We struggle to see much positive impact of the naira appreciation on the parallel market other than on imported food prices (see chart). The improvement in the supply of fx has not been replicated in power, for example.
One possible explanation for the stubbornly high food price inflation (of 2.0% m/m in April) is an increasing preference of farmers for exporting their produce. It is anecdotal, and not yet corroborated by any other data such as non-oil exports.
Sources: National Bureau of Statistics (NBS); FBNQuest Research
This latest inflation report, like the last, is unlikely to be a driver in the market for naira-denominated FGN securities.

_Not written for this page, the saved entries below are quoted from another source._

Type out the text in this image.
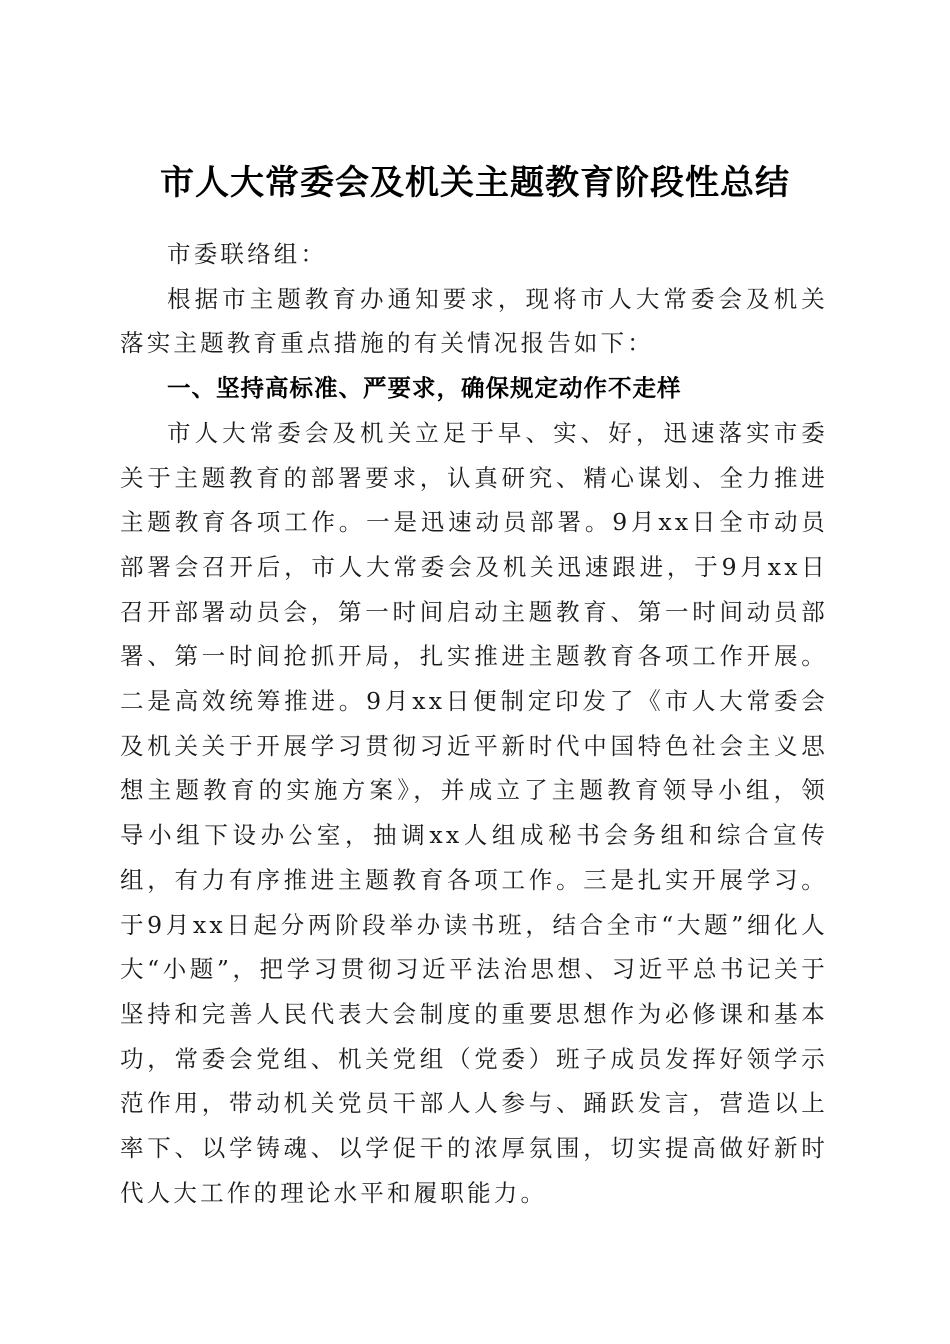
市人大常委会及机关主题教育阶段性总结

市委联络组：

根据市主题教育办通知要求，现将市人大常委会及机关落实主题教育重点措施的有关情况报告如下：

一、坚持高标准、严要求，确保规定动作不走样

市人大常委会及机关立足于早、实、好，迅速落实市委关于主题教育的部署要求，认真研究、精心谋划、全力推进主题教育各项工作。一是迅速动员部署。9月xx日全市动员部署会召开后，市人大常委会及机关迅速跟进，于9月xx日召开部署动员会，第一时间启动主题教育、第一时间动员部署、第一时间抢抓开局，扎实推进主题教育各项工作开展。二是高效统筹推进。9月xx日便制定印发了《市人大常委会及机关关于开展学习贯彻习近平新时代中国特色社会主义思想主题教育的实施方案》，并成立了主题教育领导小组，领导小组下设办公室，抽调xx人组成秘书会务组和综合宣传组，有力有序推进主题教育各项工作。三是扎实开展学习。于9月xx日起分两阶段举办读书班，结合全市“大题”细化人大“小题”，把学习贯彻习近平法治思想、习近平总书记关于坚持和完善人民代表大会制度的重要思想作为必修课和基本功，常委会党组、机关党组（党委）班子成员发挥好领学示范作用，带动机关党员干部人人参与、踊跃发言，营造以上率下、以学铸魂、以学促干的浓厚氛围，切实提高做好新时代人大工作的理论水平和履职能力。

The monetary policy committee (MPC) meets next week. In its communique in late March, it was adamant that it would not consider a policy rate cut without a clear trend of m/m declines in the headline rate. We doubt that the committee will be impressed with this latest inflation report, and do not see much joy in the months ahead. The policy rate may well be stuck at 14.00% throughout the year.
The run of positive base effects comes to an end this month (May), for which we see a marked decline in the headline rate to 15.8% y/y on a marginally lower m/m rate of 1.5%.